Jennifer thought about the map Aissur Aissur Rus had shown to Solut Mek Kem. She thought about the sphere the Foitani had once ruled, about the handful of worlds they still inhabited. She thought about how many other species the imperial Foitani must have destroyed, about the calm way Solut Mek Kem remarked that humanity was on their list. Softly, she said, "Maybe that's just as well."
"Maybe it is," Greenberg agreed.
The Foitani in the command center seemed to have forgotten about the humans again, now that Jennifer had bought them some time. That was typical of them, she thought, but she could not make herself angry. She only wished they'd never heard of her in the first place.
Solut Mek Kem came back on the screen after perhaps half an hour. He said, "Our computers have been analyzing and summarizing the information you are presenting to us.
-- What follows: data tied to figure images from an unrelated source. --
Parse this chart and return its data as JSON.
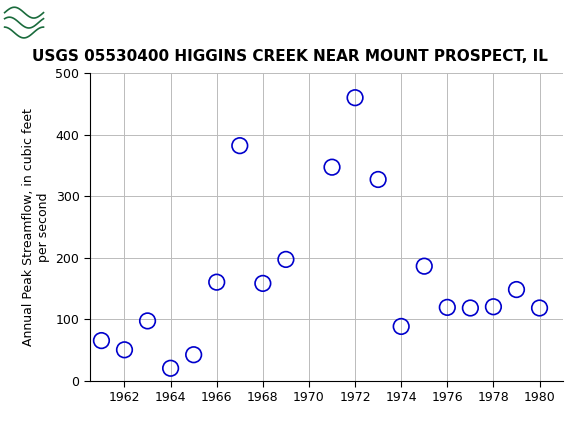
{
  "title": "USGS 05530400 HIGGINS CREEK NEAR MOUNT PROSPECT, IL",
  "ylabel_line1": "Annual Peak Streamflow, in cubic feet",
  "ylabel_line2": "per second",
  "years": [
    1961,
    1962,
    1963,
    1964,
    1965,
    1966,
    1967,
    1968,
    1969,
    1971,
    1972,
    1973,
    1974,
    1975,
    1976,
    1977,
    1978,
    1979,
    1980
  ],
  "values": [
    65,
    50,
    97,
    20,
    42,
    160,
    382,
    158,
    197,
    347,
    460,
    327,
    88,
    186,
    119,
    118,
    120,
    148,
    118
  ],
  "xlim": [
    1960.5,
    1981
  ],
  "ylim": [
    0,
    500
  ],
  "xticks": [
    1962,
    1964,
    1966,
    1968,
    1970,
    1972,
    1974,
    1976,
    1978,
    1980
  ],
  "yticks": [
    0,
    100,
    200,
    300,
    400,
    500
  ],
  "marker_color": "#0000CC",
  "marker_size": 6,
  "grid_color": "#BBBBBB",
  "background_color": "#FFFFFF",
  "header_color": "#1A6B3C",
  "title_fontsize": 11,
  "axis_label_fontsize": 9,
  "tick_fontsize": 9
}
The problem does seem rather more complex than we may have envisioned."
From a Foitan, even so small an admission had to spring from profound shock. Jennifer realized that at once. She wondered if Pawasar Pawasar Ras or Voskop W Wurd would see it. To them, it might be taken as only a sign of weakness. Before either of them could speak, she climbed on the plastic box and said loudly, "Then you agree it's wiser to talk, Solut Mek Kem, than to try to fight off every starship from every Foitani world that still knows about spaceflight?"
Pawasar Pawasar Ras growled at her. Voskop W Wurd snarled at her and took a step in her direction. His clawed hands stretched greedily toward her. She felt like Miles Vorkosigan—much too small and extremely breakable. How would the Middle English SF hero have handled this particular mess? Audacity, that was his only way. She went on quickly, not giving any Foitan a chance to talk: "A peace conference seems the appropriate solution, don't you all think? None of the modern Foitani are likely to get any of the technology of the Great Ones without peace, unless the Vengeance shoots it at them. And you Foitani from long ago will only be hounded all through this sphere unless you come to some kind of terms with your modern relatives."